Connect with us


Link Distance Ranking Algorithms – Search Engine Journal



There is a kind of link algorithm that isn’t widely discussed, not nearly enough. This article is meant as introduction to link and link distance ranking algorithms. It’s something that may play a role in how sites are ranked. In my opinion it’s important to be aware of this.

Does Google Use This?

While the algorithm under consideration is from a patent that was filed by Google, Google’s official statement about patents and research papers is that they produce many of them and that not all of them are used and sometimes they are used in a way that is different than what is described.

That said, the details of this algorithm appear to resemble the contours of what Google has officially said about how it handles links.

Complexity of Calculations

There are two sections of the patent (Producing a Ranking for Pages Using Distances in a Web-link Graph) that state how complex the calculations are:

“Unfortunately, this variation of PageRank requires solving the entire system for each seed separately. Hence, as the number of seed pages increases, the complexity of computation increases linearly, thereby limiting the number of seeds that can be practically used.”

Hence, what is needed is a method and an apparatus for producing a ranking for pages on the web using a large number of diversified seed pages…”

The above points to the difficulty of making these calculations web wide because of the large number of data points. It states that breaking these down by topic niches the calculations are easier to compute.

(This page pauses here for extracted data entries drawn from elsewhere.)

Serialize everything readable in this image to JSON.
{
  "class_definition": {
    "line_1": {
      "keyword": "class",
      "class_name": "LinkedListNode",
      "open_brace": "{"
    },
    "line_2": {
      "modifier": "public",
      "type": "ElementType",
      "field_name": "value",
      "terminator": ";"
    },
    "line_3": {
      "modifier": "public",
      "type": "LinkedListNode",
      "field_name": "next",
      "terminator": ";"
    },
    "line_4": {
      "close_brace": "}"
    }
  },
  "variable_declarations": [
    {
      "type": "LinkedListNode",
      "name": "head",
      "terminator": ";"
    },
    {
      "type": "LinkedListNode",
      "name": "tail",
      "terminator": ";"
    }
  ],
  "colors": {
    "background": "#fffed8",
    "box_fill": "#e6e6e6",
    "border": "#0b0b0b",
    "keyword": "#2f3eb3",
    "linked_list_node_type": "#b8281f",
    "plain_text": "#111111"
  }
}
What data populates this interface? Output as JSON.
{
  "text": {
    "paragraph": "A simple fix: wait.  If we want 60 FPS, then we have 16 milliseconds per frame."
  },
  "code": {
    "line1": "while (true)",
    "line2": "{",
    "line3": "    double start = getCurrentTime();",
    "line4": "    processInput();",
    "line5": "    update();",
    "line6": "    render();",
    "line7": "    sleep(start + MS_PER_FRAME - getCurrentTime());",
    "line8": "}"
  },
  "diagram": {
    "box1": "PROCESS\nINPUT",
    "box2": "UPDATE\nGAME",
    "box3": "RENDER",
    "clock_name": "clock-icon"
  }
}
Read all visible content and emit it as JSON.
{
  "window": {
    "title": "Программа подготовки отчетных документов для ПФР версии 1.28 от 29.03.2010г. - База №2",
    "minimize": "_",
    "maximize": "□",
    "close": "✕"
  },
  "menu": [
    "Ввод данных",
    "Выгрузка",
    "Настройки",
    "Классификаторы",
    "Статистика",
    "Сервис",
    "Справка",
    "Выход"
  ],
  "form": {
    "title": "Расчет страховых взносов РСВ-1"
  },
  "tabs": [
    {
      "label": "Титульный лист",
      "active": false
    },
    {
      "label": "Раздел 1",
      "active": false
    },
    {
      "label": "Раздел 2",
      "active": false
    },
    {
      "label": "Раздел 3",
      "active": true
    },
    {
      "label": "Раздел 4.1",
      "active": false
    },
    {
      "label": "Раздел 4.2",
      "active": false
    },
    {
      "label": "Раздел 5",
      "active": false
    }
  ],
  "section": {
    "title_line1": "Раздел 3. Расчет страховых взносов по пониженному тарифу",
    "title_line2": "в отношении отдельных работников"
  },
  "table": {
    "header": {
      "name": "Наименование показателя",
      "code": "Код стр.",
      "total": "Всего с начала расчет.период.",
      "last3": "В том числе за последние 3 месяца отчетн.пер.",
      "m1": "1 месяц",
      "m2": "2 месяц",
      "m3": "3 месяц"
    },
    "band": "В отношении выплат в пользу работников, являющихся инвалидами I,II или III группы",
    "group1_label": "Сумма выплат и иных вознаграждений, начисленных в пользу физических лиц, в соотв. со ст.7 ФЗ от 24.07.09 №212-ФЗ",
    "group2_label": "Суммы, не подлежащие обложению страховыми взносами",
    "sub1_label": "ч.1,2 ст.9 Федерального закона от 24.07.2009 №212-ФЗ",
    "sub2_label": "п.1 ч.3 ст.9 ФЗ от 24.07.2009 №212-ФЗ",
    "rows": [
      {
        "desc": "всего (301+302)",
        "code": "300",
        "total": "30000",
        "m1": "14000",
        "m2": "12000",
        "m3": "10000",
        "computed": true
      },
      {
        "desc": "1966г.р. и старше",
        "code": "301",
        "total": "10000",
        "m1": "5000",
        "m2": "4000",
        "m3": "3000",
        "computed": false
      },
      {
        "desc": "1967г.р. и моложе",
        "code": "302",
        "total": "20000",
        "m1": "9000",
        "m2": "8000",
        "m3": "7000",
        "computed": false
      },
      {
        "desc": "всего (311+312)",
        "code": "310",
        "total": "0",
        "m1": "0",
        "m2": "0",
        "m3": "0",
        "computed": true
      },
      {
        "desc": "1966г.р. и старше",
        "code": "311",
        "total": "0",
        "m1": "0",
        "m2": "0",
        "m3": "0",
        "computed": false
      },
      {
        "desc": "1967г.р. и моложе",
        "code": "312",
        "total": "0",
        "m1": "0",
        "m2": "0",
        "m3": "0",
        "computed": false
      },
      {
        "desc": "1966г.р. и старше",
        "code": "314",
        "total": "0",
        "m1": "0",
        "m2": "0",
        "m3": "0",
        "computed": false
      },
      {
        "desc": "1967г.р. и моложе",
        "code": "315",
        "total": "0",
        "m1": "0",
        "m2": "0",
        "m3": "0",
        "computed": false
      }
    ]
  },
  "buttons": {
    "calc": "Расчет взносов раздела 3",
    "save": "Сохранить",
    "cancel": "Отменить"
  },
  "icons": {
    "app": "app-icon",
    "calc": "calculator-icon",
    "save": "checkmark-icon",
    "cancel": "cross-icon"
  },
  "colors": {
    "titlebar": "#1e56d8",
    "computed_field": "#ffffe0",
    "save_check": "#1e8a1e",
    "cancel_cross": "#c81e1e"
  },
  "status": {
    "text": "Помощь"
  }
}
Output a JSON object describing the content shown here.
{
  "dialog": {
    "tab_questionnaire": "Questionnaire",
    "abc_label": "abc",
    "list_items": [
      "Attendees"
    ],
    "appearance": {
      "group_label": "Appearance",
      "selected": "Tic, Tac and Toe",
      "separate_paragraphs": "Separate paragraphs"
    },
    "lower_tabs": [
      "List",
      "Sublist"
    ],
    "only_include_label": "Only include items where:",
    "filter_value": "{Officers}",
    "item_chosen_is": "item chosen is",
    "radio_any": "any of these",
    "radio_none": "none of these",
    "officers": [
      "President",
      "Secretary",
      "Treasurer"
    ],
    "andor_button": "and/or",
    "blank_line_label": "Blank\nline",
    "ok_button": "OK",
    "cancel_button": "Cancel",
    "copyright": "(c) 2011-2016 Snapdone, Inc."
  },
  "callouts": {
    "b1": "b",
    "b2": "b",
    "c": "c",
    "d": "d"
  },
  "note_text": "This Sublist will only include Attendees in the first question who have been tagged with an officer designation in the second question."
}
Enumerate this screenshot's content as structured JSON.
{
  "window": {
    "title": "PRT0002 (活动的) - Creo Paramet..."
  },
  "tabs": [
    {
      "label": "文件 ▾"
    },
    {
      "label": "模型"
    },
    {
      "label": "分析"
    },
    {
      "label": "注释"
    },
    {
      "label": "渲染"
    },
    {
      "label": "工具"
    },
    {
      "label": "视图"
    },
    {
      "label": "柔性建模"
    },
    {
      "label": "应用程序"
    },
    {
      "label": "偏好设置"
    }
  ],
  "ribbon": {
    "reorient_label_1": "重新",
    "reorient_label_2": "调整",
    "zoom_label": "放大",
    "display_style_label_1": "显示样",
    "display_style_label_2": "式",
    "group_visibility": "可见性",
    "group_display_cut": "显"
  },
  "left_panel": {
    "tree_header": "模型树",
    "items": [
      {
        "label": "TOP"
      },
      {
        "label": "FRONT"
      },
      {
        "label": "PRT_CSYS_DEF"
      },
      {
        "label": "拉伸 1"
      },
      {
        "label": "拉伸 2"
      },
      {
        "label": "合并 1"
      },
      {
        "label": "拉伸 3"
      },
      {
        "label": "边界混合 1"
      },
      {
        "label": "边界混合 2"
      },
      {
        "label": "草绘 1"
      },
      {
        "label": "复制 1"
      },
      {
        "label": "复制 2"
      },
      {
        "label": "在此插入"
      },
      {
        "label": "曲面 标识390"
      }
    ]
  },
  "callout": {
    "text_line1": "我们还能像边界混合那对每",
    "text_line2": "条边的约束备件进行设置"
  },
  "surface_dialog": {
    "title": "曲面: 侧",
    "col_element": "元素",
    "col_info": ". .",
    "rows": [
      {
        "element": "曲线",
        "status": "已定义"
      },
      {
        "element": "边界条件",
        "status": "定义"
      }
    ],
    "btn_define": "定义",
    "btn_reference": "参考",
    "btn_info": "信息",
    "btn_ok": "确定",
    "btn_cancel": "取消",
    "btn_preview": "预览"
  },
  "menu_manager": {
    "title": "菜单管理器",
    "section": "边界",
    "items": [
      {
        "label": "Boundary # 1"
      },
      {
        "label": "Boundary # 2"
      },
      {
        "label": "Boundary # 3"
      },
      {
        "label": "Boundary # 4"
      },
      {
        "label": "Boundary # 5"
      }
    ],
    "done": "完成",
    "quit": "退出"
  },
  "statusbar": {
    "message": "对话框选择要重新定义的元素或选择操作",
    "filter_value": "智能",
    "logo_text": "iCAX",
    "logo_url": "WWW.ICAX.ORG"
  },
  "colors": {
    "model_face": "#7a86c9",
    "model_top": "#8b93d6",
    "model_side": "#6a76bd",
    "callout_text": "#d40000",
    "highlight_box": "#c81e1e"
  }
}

What’s interesting about that statement is that the original Penguin algorithm was calculated once a year or longer. Sites that were penalized pretty much stayed penalized until the next seemingly random date that Google recalculated the Penguin score.

At a certain point Google’s infrastructure must have improved. Google is constantly building it’s own infrastructure but apparently doesn’t announce it. The Caffeine web indexing system is one of the exceptions.

Real-time Penguin rolled out in the fall of 2016.

It is notable that these calculations are difficult. It points to the possibility that Google would do a periodic calculation for the entire web, then assign scores based on the distances from the trusted sites to all the rest of the sites. Thus, one gigantic calculation, done a year.

So when a SERP is calculated via PageRank, the distance scores are also calculated. This sounds a lot like the process we know as the Penguin Algorithm.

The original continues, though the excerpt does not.